Everyone is listening to the tapering. This is not even on YouTube showing it has gone over the heads of the majority. I have reported on direct sources stating to me that the Fed has been visiting the bankers and telling them in private (1) they better re-calibrate their model for their may be no flight to quality on the next down turn, and (2) that they will NOT cover trading losses again. Bernanke’s testimony is the confirmation of my direct sources from bankers what has been told to them in private. I do not make this stuff up. I do not speculate on things of this nature. You cannot do that nonsense and play with the big boys.

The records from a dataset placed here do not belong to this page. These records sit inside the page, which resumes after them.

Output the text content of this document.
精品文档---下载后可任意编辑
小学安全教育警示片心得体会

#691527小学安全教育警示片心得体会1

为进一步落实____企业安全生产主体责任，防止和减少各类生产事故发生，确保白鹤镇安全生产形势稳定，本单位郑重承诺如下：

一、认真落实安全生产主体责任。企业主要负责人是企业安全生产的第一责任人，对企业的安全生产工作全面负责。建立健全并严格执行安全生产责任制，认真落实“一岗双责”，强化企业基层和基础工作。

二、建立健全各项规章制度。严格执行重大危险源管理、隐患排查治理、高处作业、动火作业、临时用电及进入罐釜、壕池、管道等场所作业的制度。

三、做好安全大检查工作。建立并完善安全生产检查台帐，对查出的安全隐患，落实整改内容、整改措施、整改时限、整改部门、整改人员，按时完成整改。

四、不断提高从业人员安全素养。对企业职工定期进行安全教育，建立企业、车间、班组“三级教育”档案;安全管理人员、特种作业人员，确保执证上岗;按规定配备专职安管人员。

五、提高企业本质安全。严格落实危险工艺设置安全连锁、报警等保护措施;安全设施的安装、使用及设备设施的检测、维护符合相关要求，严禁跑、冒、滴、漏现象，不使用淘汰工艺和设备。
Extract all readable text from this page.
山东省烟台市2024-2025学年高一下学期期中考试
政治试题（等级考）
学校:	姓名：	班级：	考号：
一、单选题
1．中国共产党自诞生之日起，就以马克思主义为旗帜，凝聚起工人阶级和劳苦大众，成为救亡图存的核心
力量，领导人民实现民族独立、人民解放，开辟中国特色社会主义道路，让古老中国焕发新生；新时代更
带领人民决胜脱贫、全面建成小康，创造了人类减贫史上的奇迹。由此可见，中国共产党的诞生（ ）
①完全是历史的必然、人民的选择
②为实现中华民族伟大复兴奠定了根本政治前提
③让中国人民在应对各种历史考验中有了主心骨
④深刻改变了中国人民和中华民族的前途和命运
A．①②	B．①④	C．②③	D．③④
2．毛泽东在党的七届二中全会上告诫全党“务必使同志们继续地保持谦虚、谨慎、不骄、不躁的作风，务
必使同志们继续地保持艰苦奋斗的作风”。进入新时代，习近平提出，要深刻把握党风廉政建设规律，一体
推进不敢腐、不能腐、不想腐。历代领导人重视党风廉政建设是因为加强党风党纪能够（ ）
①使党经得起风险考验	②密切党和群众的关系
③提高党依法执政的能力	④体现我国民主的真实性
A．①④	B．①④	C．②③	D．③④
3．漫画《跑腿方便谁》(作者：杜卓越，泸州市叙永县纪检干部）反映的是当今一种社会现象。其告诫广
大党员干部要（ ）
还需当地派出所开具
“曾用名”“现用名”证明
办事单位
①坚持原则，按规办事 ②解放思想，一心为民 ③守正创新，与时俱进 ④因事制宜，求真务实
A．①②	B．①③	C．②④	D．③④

The financial system as we knew it is changing. It will no longer be the same and the days of proprietary trading are numbered. Their cycle of proprietary trading has come to an end and going forward, we will see how hard these banker will fall. This reminds me of Margaret Thatcher who had an instinctive gut feeling about cycles when she told me John Major and the conservatives would lose power long before there were any polls. She said to me when I asked her why: “It’s just Time”. The bankers now pose a huge “social risk” and government is starting to understand. When the economy turns down, this time the bankers may be the scapegoats. This is very much the possible case if we also see a rise in third party activity. Already many are starting to say that Ran Paul might be the best candidate for the Republican Party. Interesting when they would not allow his father’s name to be put into nomination at their last rigged convention.
New York Federal Court
So these lawsuits against the Bankers are growing in number. The problem is one filed in NYC and that was a HUGE mistake. The likely course will be to move all others to New York where the bankers control the courts. I cannot say this strong enough – STAY THE HELL OUT OF NEW YORK CITY!